The trucks, many of which were transporting Mukula timber, a protected species in Zambia, were impounded by authorities in that country to confirm where the wood was harvested and if the trucking companies were in possession of relevant permits to transport the protected tree species.
The most recent statistics from the Walvis Bay Corridor Group, which is tasked to promote the Walvis Bay-Ndola-Lubumbashi Development Corridor (WBNLDC), indicate that import and export volumes for the Zambian Market via the Port of Walvis Bay grew by 15 percent over the last financial year.
According to the WBCG, these occurrences show significant confidence in the Walvis Bay-Ndola-Lubumbashi Development Corridor, especially the Zambian market.
WBCG CEO Johny Smith noted that compared to the inception of the route more than a decade ago, the Zambian market has achieved a better balance between imports and exports, which has also reduced the costs along this corridor over time.
"A variety of commodities have been established over a period of time to support the balance of imports and exports via the Port of Walvis Bay for the Zambian ,arket", Smith said.
He added that while the impounding of the trucks earlier this year had strained the relationship between Namibia and Zambia, and negatively impacted small and medium enterprises, the two countries have in fact established a cordial and long-term relationship of mutual benefit.
Smith was part of a delegation that accompanied government to Zambia earlier this year to ensure an amicable solution was found to the perceived strained relations.
A follow-up WBNLDC tripartite meeting between the DRC, Namibia and Zambia will take place in Ndola, Zambia early next month. The body aims to regulate and evaluate the progress concerning full implementation of solutions on the various corridors and to continuously find ways to improve efficiency along this corridor, thereby reducing the cost of trade in SADC.
Meanwhile, apart from the growing Zambian market, the Malawian market has enjoyed an increase of more than 50 percent against the previous year, which also forms part of the WBCNLDC.
"Continuous engagements with various stakeholders from the public and private sector on the WBNLDC remain critical to support the growth and development of this corridor," Smith noted.

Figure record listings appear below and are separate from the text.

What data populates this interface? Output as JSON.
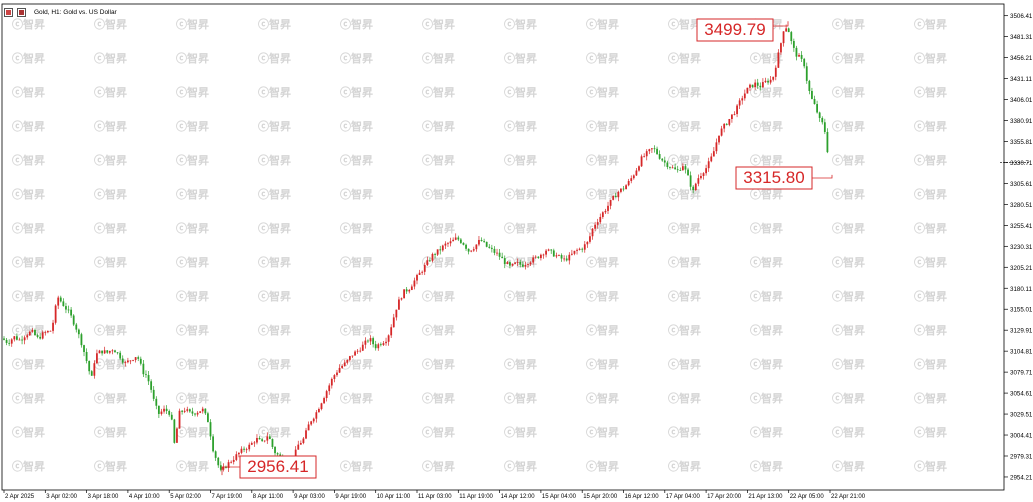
{
  "window": {
    "title": "Gold, H1:  Gold vs. US Dollar"
  },
  "colors": {
    "up": "#d62728",
    "down": "#2ca02c",
    "axis": "#000000",
    "callout_border": "#d62728",
    "callout_text": "#d62728",
    "watermark": "#d5d5d5",
    "background": "#ffffff"
  },
  "chart_data": {
    "type": "candlestick",
    "title": "Gold, H1:  Gold vs. US Dollar",
    "xlabel": "",
    "ylabel": "",
    "ylim": [
      2941.0,
      3518.0
    ],
    "y_ticks": [
      "3506.41",
      "3481.31",
      "3456.21",
      "3431.11",
      "3406.01",
      "3380.91",
      "3355.81",
      "3330.71",
      "3305.61",
      "3280.51",
      "3255.41",
      "3230.31",
      "3205.21",
      "3180.11",
      "3155.01",
      "3129.91",
      "3104.81",
      "3079.71",
      "3054.61",
      "3029.51",
      "3004.41",
      "2979.31",
      "2954.21"
    ],
    "current_price_tick": "3330.71",
    "x_ticks": [
      "2 Apr 2025",
      "3 Apr 02:00",
      "3 Apr 18:00",
      "4 Apr 10:00",
      "5 Apr 02:00",
      "7 Apr 19:00",
      "8 Apr 11:00",
      "9 Apr 03:00",
      "9 Apr 19:00",
      "10 Apr 11:00",
      "11 Apr 03:00",
      "11 Apr 19:00",
      "14 Apr 12:00",
      "15 Apr 04:00",
      "15 Apr 20:00",
      "16 Apr 12:00",
      "17 Apr 04:00",
      "17 Apr 20:00",
      "21 Apr 13:00",
      "22 Apr 05:00",
      "22 Apr 21:00"
    ],
    "close_path": [
      [
        0,
        3120
      ],
      [
        6,
        3115
      ],
      [
        12,
        3122
      ],
      [
        18,
        3118
      ],
      [
        24,
        3125
      ],
      [
        30,
        3128
      ],
      [
        36,
        3120
      ],
      [
        42,
        3126
      ],
      [
        50,
        3130
      ],
      [
        56,
        3170
      ],
      [
        62,
        3160
      ],
      [
        68,
        3150
      ],
      [
        74,
        3135
      ],
      [
        80,
        3115
      ],
      [
        86,
        3090
      ],
      [
        90,
        3070
      ],
      [
        94,
        3100
      ],
      [
        100,
        3105
      ],
      [
        106,
        3103
      ],
      [
        112,
        3108
      ],
      [
        118,
        3100
      ],
      [
        124,
        3090
      ],
      [
        130,
        3095
      ],
      [
        136,
        3100
      ],
      [
        142,
        3080
      ],
      [
        146,
        3075
      ],
      [
        150,
        3060
      ],
      [
        154,
        3040
      ],
      [
        158,
        3030
      ],
      [
        164,
        3035
      ],
      [
        170,
        3030
      ],
      [
        174,
        2990
      ],
      [
        178,
        3030
      ],
      [
        184,
        3035
      ],
      [
        190,
        3030
      ],
      [
        196,
        3032
      ],
      [
        202,
        3035
      ],
      [
        208,
        3020
      ],
      [
        212,
        2990
      ],
      [
        216,
        2975
      ],
      [
        220,
        2960
      ],
      [
        226,
        2968
      ],
      [
        232,
        2975
      ],
      [
        238,
        2982
      ],
      [
        244,
        2988
      ],
      [
        250,
        2992
      ],
      [
        256,
        3000
      ],
      [
        262,
        2995
      ],
      [
        268,
        3005
      ],
      [
        274,
        2985
      ],
      [
        280,
        2978
      ],
      [
        286,
        2975
      ],
      [
        292,
        2970
      ],
      [
        298,
        2992
      ],
      [
        304,
        3000
      ],
      [
        310,
        3020
      ],
      [
        316,
        3030
      ],
      [
        322,
        3045
      ],
      [
        328,
        3060
      ],
      [
        334,
        3075
      ],
      [
        340,
        3085
      ],
      [
        346,
        3090
      ],
      [
        352,
        3100
      ],
      [
        358,
        3105
      ],
      [
        364,
        3112
      ],
      [
        370,
        3120
      ],
      [
        376,
        3110
      ],
      [
        382,
        3115
      ],
      [
        388,
        3120
      ],
      [
        392,
        3135
      ],
      [
        398,
        3160
      ],
      [
        404,
        3175
      ],
      [
        410,
        3180
      ],
      [
        416,
        3190
      ],
      [
        422,
        3200
      ],
      [
        428,
        3210
      ],
      [
        434,
        3220
      ],
      [
        440,
        3225
      ],
      [
        446,
        3232
      ],
      [
        452,
        3235
      ],
      [
        458,
        3240
      ],
      [
        464,
        3235
      ],
      [
        470,
        3225
      ],
      [
        476,
        3230
      ],
      [
        482,
        3238
      ],
      [
        488,
        3230
      ],
      [
        494,
        3225
      ],
      [
        500,
        3220
      ],
      [
        506,
        3212
      ],
      [
        512,
        3205
      ],
      [
        518,
        3210
      ],
      [
        524,
        3208
      ],
      [
        530,
        3212
      ],
      [
        536,
        3215
      ],
      [
        542,
        3220
      ],
      [
        548,
        3226
      ],
      [
        554,
        3222
      ],
      [
        560,
        3218
      ],
      [
        566,
        3214
      ],
      [
        572,
        3218
      ],
      [
        578,
        3225
      ],
      [
        584,
        3228
      ],
      [
        590,
        3235
      ],
      [
        596,
        3255
      ],
      [
        602,
        3265
      ],
      [
        608,
        3275
      ],
      [
        614,
        3285
      ],
      [
        620,
        3295
      ],
      [
        626,
        3300
      ],
      [
        632,
        3308
      ],
      [
        638,
        3320
      ],
      [
        644,
        3335
      ],
      [
        650,
        3342
      ],
      [
        656,
        3348
      ],
      [
        662,
        3338
      ],
      [
        668,
        3330
      ],
      [
        674,
        3325
      ],
      [
        680,
        3320
      ],
      [
        686,
        3328
      ],
      [
        692,
        3310
      ],
      [
        696,
        3295
      ],
      [
        700,
        3310
      ],
      [
        706,
        3320
      ],
      [
        710,
        3325
      ],
      [
        716,
        3340
      ],
      [
        722,
        3365
      ],
      [
        728,
        3375
      ],
      [
        734,
        3385
      ],
      [
        740,
        3395
      ],
      [
        746,
        3410
      ],
      [
        752,
        3420
      ],
      [
        758,
        3425
      ],
      [
        764,
        3422
      ],
      [
        770,
        3428
      ],
      [
        776,
        3430
      ],
      [
        780,
        3450
      ],
      [
        784,
        3470
      ],
      [
        788,
        3495
      ],
      [
        792,
        3490
      ],
      [
        796,
        3470
      ],
      [
        800,
        3460
      ],
      [
        804,
        3455
      ],
      [
        808,
        3448
      ],
      [
        812,
        3420
      ],
      [
        816,
        3405
      ],
      [
        820,
        3395
      ],
      [
        824,
        3380
      ],
      [
        828,
        3375
      ],
      [
        832,
        3340
      ],
      [
        834,
        3316
      ]
    ],
    "annotations": [
      {
        "label": "3499.79",
        "value": 3499.79,
        "type": "high"
      },
      {
        "label": "3315.80",
        "value": 3315.8,
        "type": "last"
      },
      {
        "label": "2956.41",
        "value": 2956.41,
        "type": "low"
      }
    ]
  },
  "watermark": {
    "brand": "智昇",
    "prefix": "ⓒ"
  }
}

The WBNLDC links the Port of Walvis Bay with Zambia, the southern Democratic Republic of Congo (DRC) and Zimbabwe. The Corridor runs via the Zambezi Region in northeastern Namibia and enters Zambia via the Katima Mulilo Bridge.
The WBNLDC was officially opened in 1999. In May 2004, the bridge over the Zambezi River at Katima Mulilo and Sesheke in Zambia was completed, which has been a strategic piece of infrastructure this corridor.
The Corridor stretches over 2,500 km and is supported by a railway line between Walvis Bay and Grootfontein, where trans-shipment facilities are available. As part of its mandate to aid in awareness creation of the Walvis Bay corridors and the Port of Walvis Bay, WBCG opened an office in Lusaka in 2005 to support growth in that market.